While you’ll probably save some time by eating whatever is on your kids’ plates, that doesn’t mean it should be the only thing you consume. According to Offner, whipping together a pre-made meal, like a salad, while you prepare your kids’ food can help you slow down and enjoy dinnertime with your children. “In order to streamline the process of pulling together your salad, cut up vegetables, place them into individual containers, and keep them in the refrigerator so you can grab them when you need them,” says Offner.
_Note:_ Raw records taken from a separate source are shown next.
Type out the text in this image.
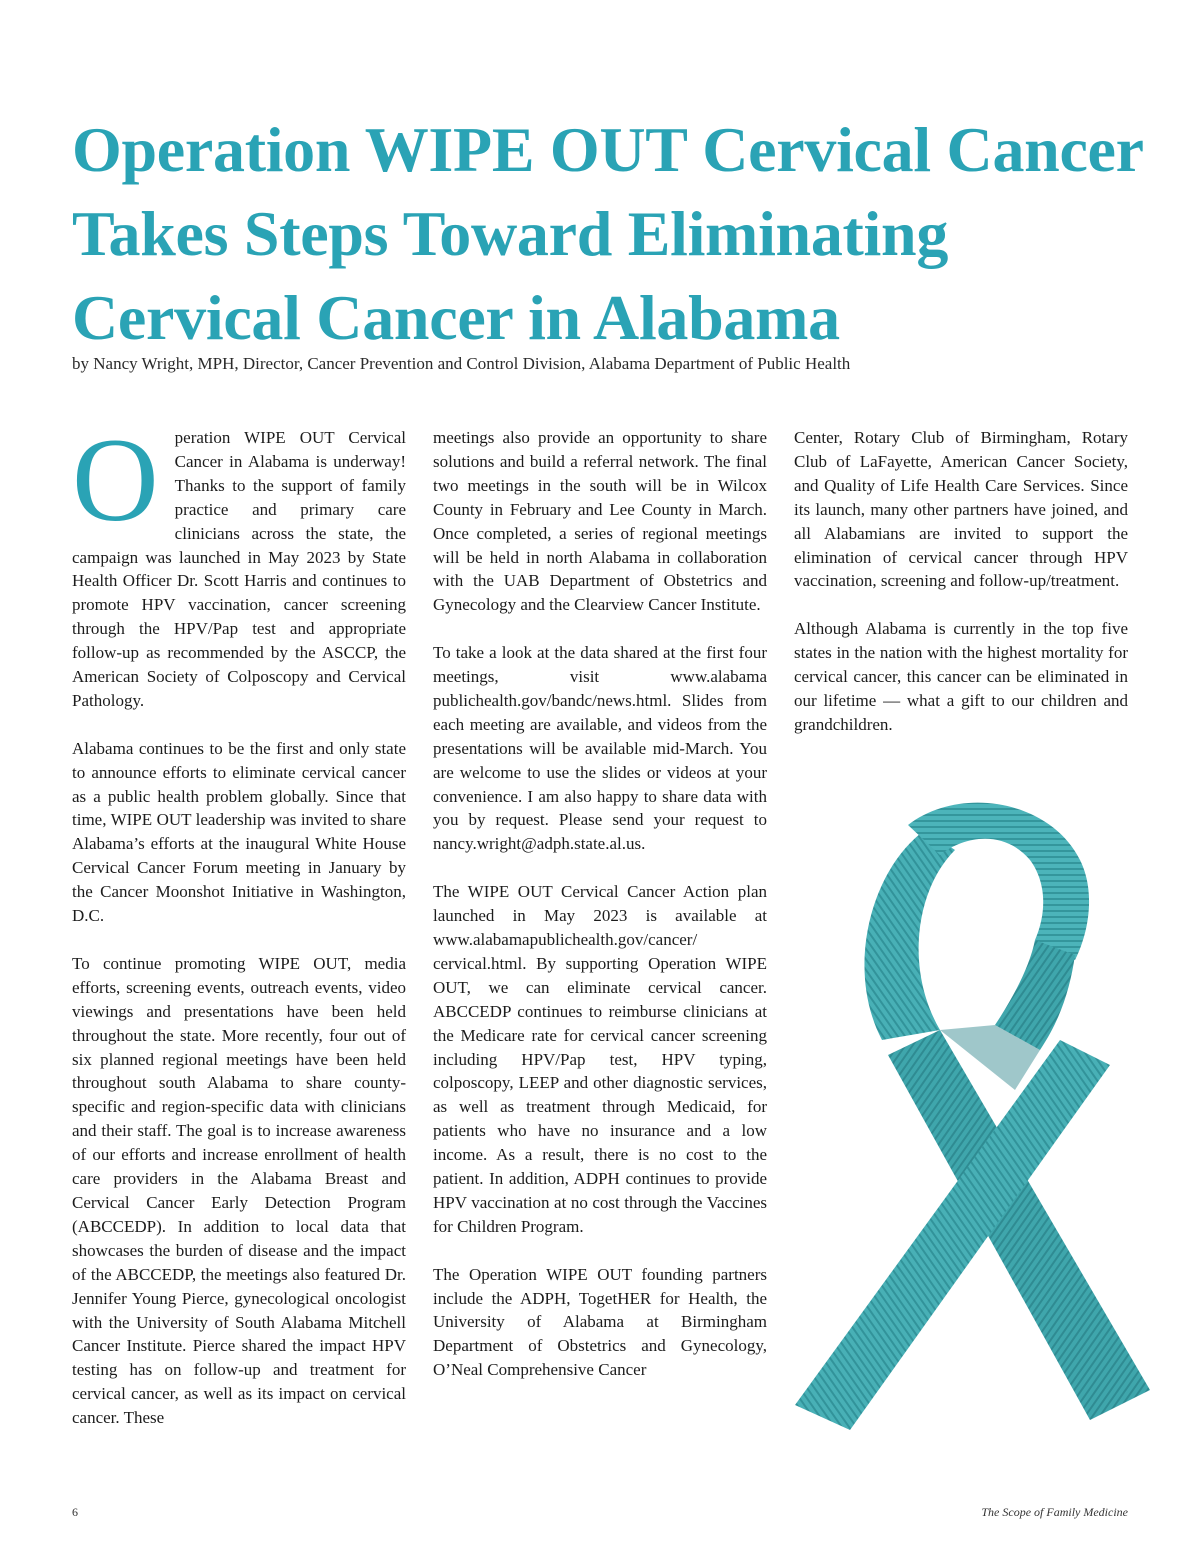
Operation WIPE OUT Cervical Cancer Takes Steps Toward Eliminating Cervical Cancer in Alabama
by Nancy Wright, MPH, Director, Cancer Prevention and Control Division, Alabama Department of Public Health

Operation WIPE OUT Cervical Cancer in Alabama is underway! Thanks to the support of family practice and primary care clinicians across the state, the campaign was launched in May 2023 by State Health Officer Dr. Scott Harris and continues to promote HPV vaccination, cancer screening through the HPV/Pap test and appropriate follow-up as recommended by the ASCCP, the American Society of Colposcopy and Cervical Pathology.

Alabama continues to be the first and only state to announce efforts to eliminate cervical cancer as a public health problem globally. Since that time, WIPE OUT leadership was invited to share Alabama’s efforts at the inaugural White House Cervical Cancer Forum meeting in January by the Cancer Moonshot Initiative in Washington, D.C.

To continue promoting WIPE OUT, media efforts, screening events, outreach events, video viewings and presentations have been held throughout the state. More recently, four out of six planned regional meetings have been held throughout south Alabama to share county-specific and region-specific data with clinicians and their staff. The goal is to increase awareness of our efforts and increase enrollment of health care providers in the Alabama Breast and Cervical Cancer Early Detection Program (ABCCEDP). In addition to local data that showcases the burden of disease and the impact of the ABCCEDP, the meetings also featured Dr. Jennifer Young Pierce, gynecological oncologist with the University of South Alabama Mitchell Cancer Institute. Pierce shared the impact HPV testing has on follow-up and treatment for cervical cancer, as well as its impact on cervical cancer. These

meetings also provide an opportunity to share solutions and build a referral network. The final two meetings in the south will be in Wilcox County in February and Lee County in March. Once completed, a series of regional meetings will be held in north Alabama in collaboration with the UAB Department of Obstetrics and Gynecology and the Clearview Cancer Institute.

To take a look at the data shared at the first four meetings, visit www.alabama publichealth.gov/bandc/news.html. Slides from each meeting are available, and videos from the presentations will be available mid-March. You are welcome to use the slides or videos at your convenience. I am also happy to share data with you by request. Please send your request to nancy.wright@adph.state.al.us.

The WIPE OUT Cervical Cancer Action plan launched in May 2023 is available at www.alabamapublichealth.gov/cancer/ cervical.html. By supporting Operation WIPE OUT, we can eliminate cervical cancer. ABCCEDP continues to reimburse clinicians at the Medicare rate for cervical cancer screening including HPV/Pap test, HPV typing, colposcopy, LEEP and other diagnostic services, as well as treatment through Medicaid, for patients who have no insurance and a low income. As a result, there is no cost to the patient. In addition, ADPH continues to provide HPV vaccination at no cost through the Vaccines for Children Program.

The Operation WIPE OUT founding partners include the ADPH, TogetHER for Health, the University of Alabama at Birmingham Department of Obstetrics and Gynecology, O’Neal Comprehensive Cancer

Center, Rotary Club of Birmingham, Rotary Club of LaFayette, American Cancer Society, and Quality of Life Health Care Services. Since its launch, many other partners have joined, and all Alabamians are invited to support the elimination of cervical cancer through HPV vaccination, screening and follow-up/treatment.

Although Alabama is currently in the top five states in the nation with the highest mortality for cervical cancer, this cancer can be eliminated in our lifetime — what a gift to our children and grandchildren.

6	The Scope of Family Medicine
But, if mama needs to pretend that she’s on a tropical island while she snacks on her kids’ leftover mac and cheese (hey, we’ve all been there), Offner suggests making a mocktail to help make dinnertime more relaxing. “There are great ‘shrubs’ or other cocktail mixers you can find online or other grocery stores. Mix one with seltzer to add fizz. Having a drink in your hand can help you to relax,” says Offner.
2. Schedule one night off a week.
It can be hard to set aside time for yourself when you already have so much on your plate. But it’s important to put yourself first, whether it’s just for 10 minutes or one evening a week, to stop yourself from burning out. Life coach Nina Rubin suggests to “let someone in and allow help if someone offers to do something for you.” This will allow you to schedule some time for yourself so you can focus on your self-care and realign with your values. “Remembering who you are makes your job as a parent more fun; remembering your ‘why’ is also an antidote to burnout. In both cases, when you recall your values, you get an opportunity to realign with your true purpose. This can help in moments when everything feels isolating or redundant,” says Rubin.
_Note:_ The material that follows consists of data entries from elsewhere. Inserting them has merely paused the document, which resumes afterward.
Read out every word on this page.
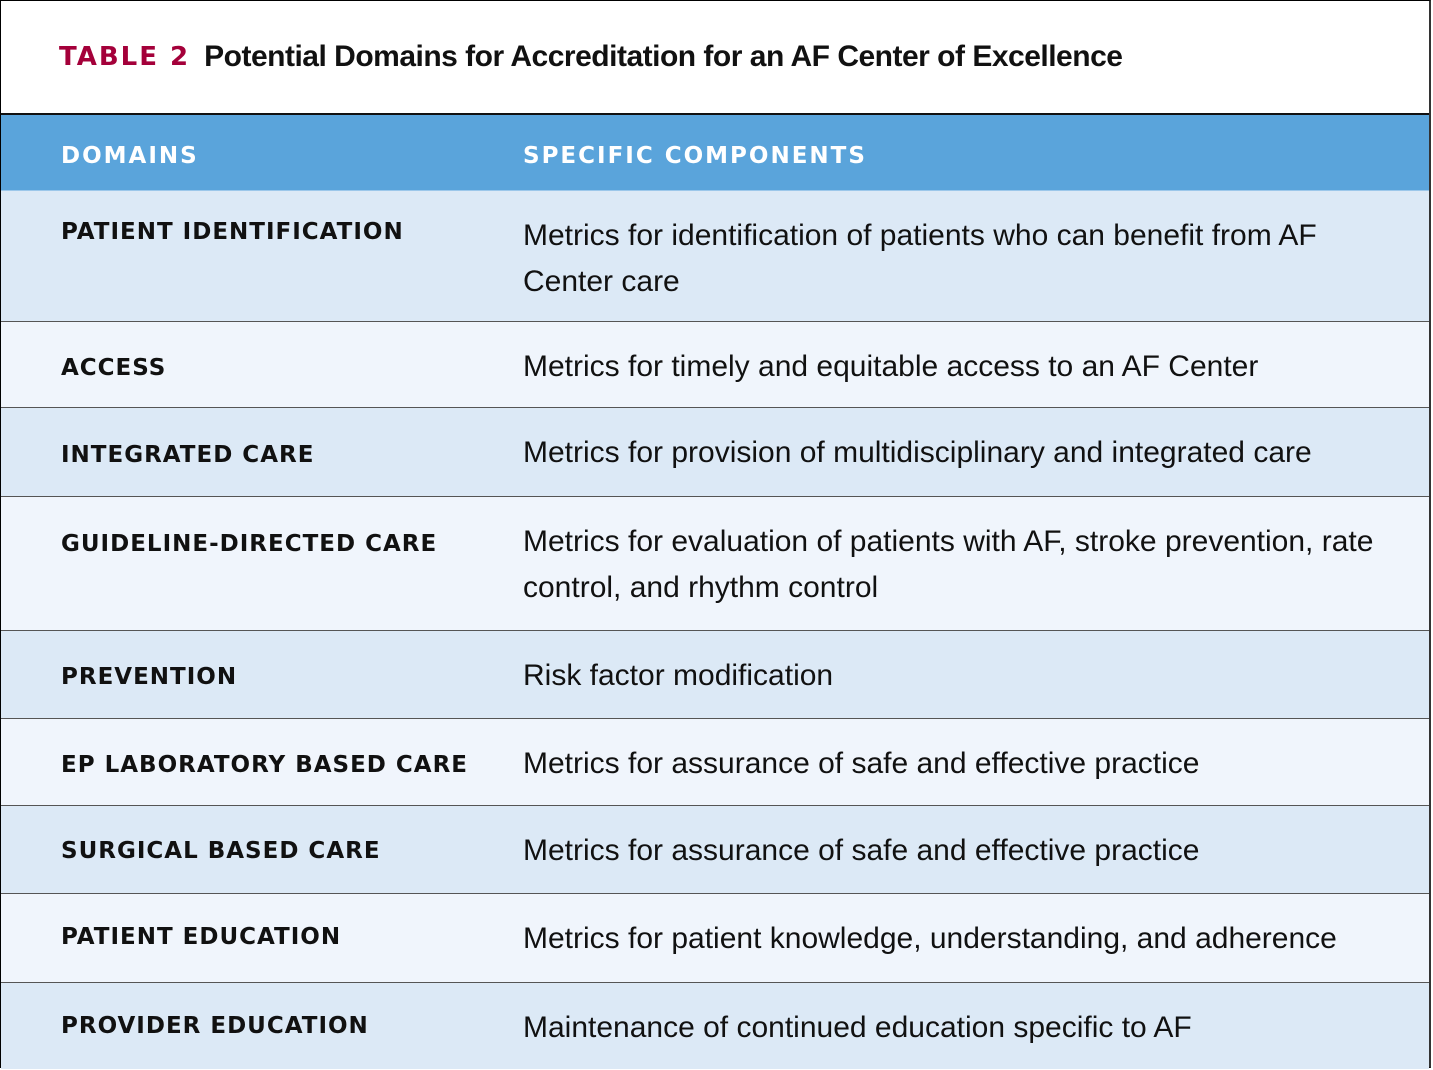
TABLE 2 Potential Domains for Accreditation for an AF Center of Excellence
DOMAINS	SPECIFIC COMPONENTS
PATIENT IDENTIFICATION	Metrics for identification of patients who can benefit from AF Center care
ACCESS	Metrics for timely and equitable access to an AF Center
INTEGRATED CARE	Metrics for provision of multidisciplinary and integrated care
GUIDELINE-DIRECTED CARE	Metrics for evaluation of patients with AF, stroke prevention, rate control, and rhythm control
PREVENTION	Risk factor modification
EP LABORATORY BASED CARE Metrics for assurance of safe and effective practice
SURGICAL BASED CARE	Metrics for assurance of safe and effective practice
PATIENT EDUCATION	Metrics for patient knowledge, understanding, and adherence
PROVIDER EDUCATION	Maintenance of continued education specific to AF
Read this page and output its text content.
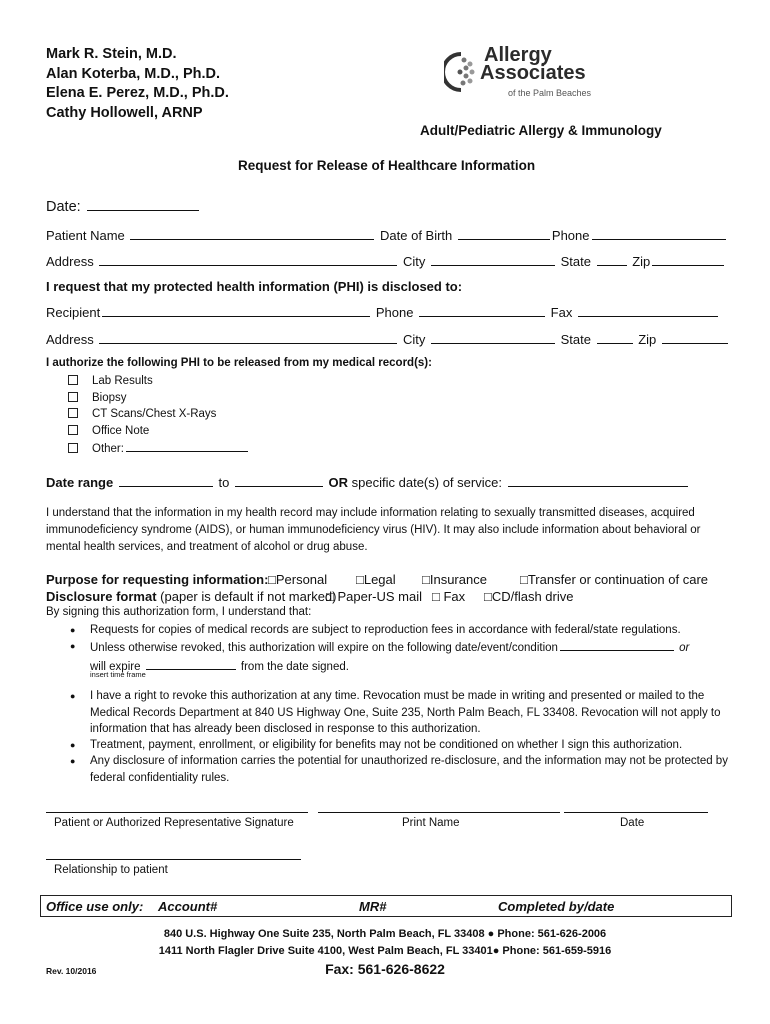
Mark R. Stein, M.D.
Alan Koterba, M.D., Ph.D.
Elena E. Perez, M.D., Ph.D.
Cathy Hollowell, ARNP
Allergy
Associates
of the Palm Beaches
Adult/Pediatric Allergy & Immunology
Request for Release of Healthcare Information
Date:
Patient Name	Date of Birth	Phone
Address	City	State	Zip
I request that my protected health information (PHI) is disclosed to:
Recipient	Phone	Fax
Address	City	State	Zip
I authorize the following PHI to be released from my medical record(s):
Lab Results
Biopsy
CT Scans/Chest X-Rays
Office Note
Other:
Date range	to	OR specific date(s) of service:
I understand that the information in my health record may include information relating to sexually transmitted diseases, acquired immunodeficiency syndrome (AIDS), or human immunodeficiency virus (HIV). It may also include information about behavioral or mental health services, and treatment of alcohol or drug abuse.
Purpose for requesting information: □Personal □Legal □Insurance	□Transfer or continuation of care
Disclosure format (paper is default if not marked)
□ Paper-US mail □ Fax □CD/flash drive
By signing this authorization form, I understand that:
● Requests for copies of medical records are subject to reproduction fees in accordance with federal/state regulations.
● Unless otherwise revoked, this authorization will expire on the following date/event/condition	or
will expire	from the date signed.
insert time frame
● I have a right to revoke this authorization at any time. Revocation must be made in writing and presented or mailed to the Medical Records Department at 840 US Highway One, Suite 235, North Palm Beach, FL 33408. Revocation will not apply to information that has already been disclosed in response to this authorization.
● Treatment, payment, enrollment, or eligibility for benefits may not be conditioned on whether I sign this authorization.
● Any disclosure of information carries the potential for unauthorized re-disclosure, and the information may not be protected by federal confidentiality rules.
Patient or Authorized Representative Signature	Print Name	Date
Relationship to patient
Office use only: Account#	MR#	Completed by/date
840 U.S. Highway One Suite 235, North Palm Beach, FL 33408 ● Phone: 561-626-2006
1411 North Flagler Drive Suite 4100, West Palm Beach, FL 33401● Phone: 561-659-5916
Fax: 561-626-8622
Rev. 10/2016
3. Pick just three things to accomplish per day.
As a mom, you probably have a million and one things to do in a day. And while you’re a hero in your kids’ eyes, you don’t have to prove to anyone how much you can accomplish. Instead of trying to check everything off your to-do list, opt to pick just three big things you want to complete for the day to prevent feeling overwhelmed with everything you want to accomplish.
“This benefits moms by keeping goals realistic, therefore improving the chance of ‘success.’ One success builds onto another to enhance motivation and energy, leading to increase productivity and satisfaction,” says Offner. “Breaking down what we have to do into smaller, manageable ‘chunks’ creates a feeling that [our] goals are more attainable. Keep it small and you’re more likely to ‘succeed’ and be ready to move onto the next challenge.”
4. Take your vacation days!
As a mom, you shouldn’t feel guilty for asking for time off. You worked hard for those vacation days and deserve to take a break just as much as the person next to you. While you may believe you need to prove to your employer that your work ethic hasn’t changed since you’ve had a child, working non-stop on top of being a parent can cause you to burnout. “Vacation days are an essential ‘burn-out’ prevention tool. Time away from demands, projects, and pressures allow you to return to work with better mood, energy, and focus that will serve you and your work well,” says Offner.
Also, consider using your vacation days to bond with your kids. Offner says that “you can’t get back [this] time with your kids at this particular age or stage, and they love and appreciate the special time with you, away from routines and day-to-day distractions.”